Un dernier mot. Les formes de la régulation sont les produits de l'histoire, des spécificités nationales, des rythmes de développement des réseaux, des besoins et de leur expression qui sont propres à chaque nation comme à chaque territoire. Les inégalités demeurent et doivent être combattues. Les usages varient selon les âges, les inégalités socio-culturelles, les inégalités économiques ; ils sont tributaires de la qualité des infrastructures. En introduisant la possibilité pour les collectivités locales de devenir opérateur de télécom, la France adapte son cadre réglementaire aux spécificités de l'écosystème et à la nécessité d'irriguer la totalité du territoire en réseaux très haut débit.
Nous voilà revenus aux territoires.
Bref, le régulateur et les pouvoirs publics ont pour tâche cette mise en cohérence entre l'adoption de normes et de standards technologiques au niveau mondial, et la nécessité de la bonne marche de tout un écosystème au sein duquel les usages et les attentes se développent au fur et à mesure que l'offre s'enrichit et que la technique se perfectionne.

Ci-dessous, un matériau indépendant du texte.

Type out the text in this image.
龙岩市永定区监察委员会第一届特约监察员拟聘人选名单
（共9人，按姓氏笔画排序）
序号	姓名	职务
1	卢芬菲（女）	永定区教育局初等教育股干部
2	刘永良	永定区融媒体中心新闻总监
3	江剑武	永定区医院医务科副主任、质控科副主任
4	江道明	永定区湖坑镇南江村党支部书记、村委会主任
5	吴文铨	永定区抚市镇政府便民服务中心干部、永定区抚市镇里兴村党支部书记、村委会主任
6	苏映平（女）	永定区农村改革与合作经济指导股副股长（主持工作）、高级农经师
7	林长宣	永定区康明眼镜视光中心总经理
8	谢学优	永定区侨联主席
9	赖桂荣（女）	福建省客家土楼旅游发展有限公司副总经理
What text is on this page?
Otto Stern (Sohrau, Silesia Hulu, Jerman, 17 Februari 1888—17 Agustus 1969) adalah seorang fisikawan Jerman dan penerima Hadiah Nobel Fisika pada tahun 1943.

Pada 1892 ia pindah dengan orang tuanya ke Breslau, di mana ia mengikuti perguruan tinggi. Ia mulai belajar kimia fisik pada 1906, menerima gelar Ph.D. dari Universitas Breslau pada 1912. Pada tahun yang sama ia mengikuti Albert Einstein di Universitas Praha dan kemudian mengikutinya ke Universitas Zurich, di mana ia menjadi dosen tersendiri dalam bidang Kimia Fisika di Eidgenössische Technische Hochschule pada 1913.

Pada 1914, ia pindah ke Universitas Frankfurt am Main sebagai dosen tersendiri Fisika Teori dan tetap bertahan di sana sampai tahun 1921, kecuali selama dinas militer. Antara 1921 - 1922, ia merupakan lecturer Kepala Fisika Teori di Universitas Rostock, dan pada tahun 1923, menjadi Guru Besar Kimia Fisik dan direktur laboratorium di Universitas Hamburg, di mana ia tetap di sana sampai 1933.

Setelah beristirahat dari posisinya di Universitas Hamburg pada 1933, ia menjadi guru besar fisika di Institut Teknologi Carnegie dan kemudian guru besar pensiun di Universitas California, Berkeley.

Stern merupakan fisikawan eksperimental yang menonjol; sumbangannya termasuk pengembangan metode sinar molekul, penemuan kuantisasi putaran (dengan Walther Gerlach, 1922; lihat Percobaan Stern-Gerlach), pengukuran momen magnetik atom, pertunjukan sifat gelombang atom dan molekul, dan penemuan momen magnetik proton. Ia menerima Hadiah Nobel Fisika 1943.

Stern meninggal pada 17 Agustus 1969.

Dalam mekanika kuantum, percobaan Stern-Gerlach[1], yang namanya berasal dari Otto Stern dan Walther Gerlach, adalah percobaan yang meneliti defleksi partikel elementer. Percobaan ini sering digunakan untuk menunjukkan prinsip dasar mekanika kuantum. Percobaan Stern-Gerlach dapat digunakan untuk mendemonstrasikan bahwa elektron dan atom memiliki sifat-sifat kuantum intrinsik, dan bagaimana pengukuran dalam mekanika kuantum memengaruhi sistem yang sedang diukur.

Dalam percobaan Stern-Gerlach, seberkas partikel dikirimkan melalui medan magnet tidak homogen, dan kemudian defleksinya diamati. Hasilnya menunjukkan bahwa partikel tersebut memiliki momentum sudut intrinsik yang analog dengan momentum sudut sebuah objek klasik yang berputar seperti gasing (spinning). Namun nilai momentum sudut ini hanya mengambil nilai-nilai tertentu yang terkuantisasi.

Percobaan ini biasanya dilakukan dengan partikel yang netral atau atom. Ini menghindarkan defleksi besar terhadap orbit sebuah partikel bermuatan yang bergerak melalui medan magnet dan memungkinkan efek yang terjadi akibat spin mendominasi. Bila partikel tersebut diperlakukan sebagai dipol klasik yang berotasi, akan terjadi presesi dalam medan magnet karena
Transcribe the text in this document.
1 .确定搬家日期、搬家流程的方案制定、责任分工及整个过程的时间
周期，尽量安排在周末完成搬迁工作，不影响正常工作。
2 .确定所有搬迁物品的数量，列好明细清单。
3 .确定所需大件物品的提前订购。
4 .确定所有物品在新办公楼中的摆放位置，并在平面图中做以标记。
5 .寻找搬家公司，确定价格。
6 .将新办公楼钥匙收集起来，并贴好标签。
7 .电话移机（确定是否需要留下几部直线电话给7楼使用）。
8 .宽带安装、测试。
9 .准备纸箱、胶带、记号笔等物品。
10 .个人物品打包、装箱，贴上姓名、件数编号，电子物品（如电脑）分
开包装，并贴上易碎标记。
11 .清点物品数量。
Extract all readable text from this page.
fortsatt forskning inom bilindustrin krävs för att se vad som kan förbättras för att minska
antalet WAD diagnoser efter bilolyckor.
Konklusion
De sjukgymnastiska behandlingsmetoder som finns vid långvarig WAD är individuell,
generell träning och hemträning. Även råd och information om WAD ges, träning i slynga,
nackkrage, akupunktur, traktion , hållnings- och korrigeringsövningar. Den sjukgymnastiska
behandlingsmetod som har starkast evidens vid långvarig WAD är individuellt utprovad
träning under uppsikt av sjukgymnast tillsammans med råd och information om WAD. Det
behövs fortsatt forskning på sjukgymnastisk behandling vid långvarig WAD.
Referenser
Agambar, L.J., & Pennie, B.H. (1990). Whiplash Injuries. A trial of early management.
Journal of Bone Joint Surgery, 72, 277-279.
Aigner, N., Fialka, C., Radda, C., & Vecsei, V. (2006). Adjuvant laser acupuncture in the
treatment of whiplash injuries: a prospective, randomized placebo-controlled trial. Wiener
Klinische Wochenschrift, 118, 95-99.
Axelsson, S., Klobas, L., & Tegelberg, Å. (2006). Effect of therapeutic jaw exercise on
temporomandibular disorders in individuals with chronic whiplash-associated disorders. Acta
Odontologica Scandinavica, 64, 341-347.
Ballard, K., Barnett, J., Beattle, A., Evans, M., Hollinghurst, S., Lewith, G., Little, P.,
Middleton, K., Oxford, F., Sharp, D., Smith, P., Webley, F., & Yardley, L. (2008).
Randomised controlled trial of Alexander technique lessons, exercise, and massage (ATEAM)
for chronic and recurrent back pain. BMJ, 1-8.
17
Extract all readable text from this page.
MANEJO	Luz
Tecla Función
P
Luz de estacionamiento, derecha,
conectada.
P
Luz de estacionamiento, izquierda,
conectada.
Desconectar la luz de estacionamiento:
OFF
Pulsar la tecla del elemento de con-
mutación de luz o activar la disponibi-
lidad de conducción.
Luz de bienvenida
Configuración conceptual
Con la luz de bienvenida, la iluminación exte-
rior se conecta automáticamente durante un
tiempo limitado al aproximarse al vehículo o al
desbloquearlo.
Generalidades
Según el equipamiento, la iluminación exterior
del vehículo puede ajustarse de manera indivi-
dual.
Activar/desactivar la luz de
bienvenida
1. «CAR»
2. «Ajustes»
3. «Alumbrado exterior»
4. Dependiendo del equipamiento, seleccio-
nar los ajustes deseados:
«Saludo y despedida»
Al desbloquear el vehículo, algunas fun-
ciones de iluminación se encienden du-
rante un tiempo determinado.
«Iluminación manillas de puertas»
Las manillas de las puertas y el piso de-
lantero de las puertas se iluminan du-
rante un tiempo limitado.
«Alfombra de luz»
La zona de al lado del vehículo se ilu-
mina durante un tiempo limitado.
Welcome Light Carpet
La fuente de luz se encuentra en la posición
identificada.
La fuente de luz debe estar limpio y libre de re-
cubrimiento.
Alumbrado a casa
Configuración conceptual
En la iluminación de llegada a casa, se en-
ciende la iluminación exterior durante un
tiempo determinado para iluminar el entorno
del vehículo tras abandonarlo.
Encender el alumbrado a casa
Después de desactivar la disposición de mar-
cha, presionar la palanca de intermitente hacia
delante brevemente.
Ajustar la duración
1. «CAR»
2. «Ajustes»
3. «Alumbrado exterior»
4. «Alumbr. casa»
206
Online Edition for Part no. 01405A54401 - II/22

Dans la droite ligne des travaux de Tyler Cowen, François Bourguignon, qui fut premier vice-président de la Banque mondiale, montre que les inégalités de niveaux de vie décroissent entre les pays mais se creusent à l'intérieur des pays.
En matière d'accès aux infrastructures un programme de travail ambitieux consiste à contrer ce constat en faisant la preuve qu'il est possible de mener les deux combats de front ; il s'agirait alors de réduire les inégalités entre nations et à l'intérieur des pays afin d'assurer l'accès de tous à des services devenus aussi naturels qu'indispensables à la vie moderne comme au développement de l'économie.
Notre table ronde, en questionnant les principes et les outils de la régulation confrontée à une économie mondialisée, sera une occasion de mieux comprendre l'imbrication étroite et nécessaire entre les niveaux de l'intervention publique.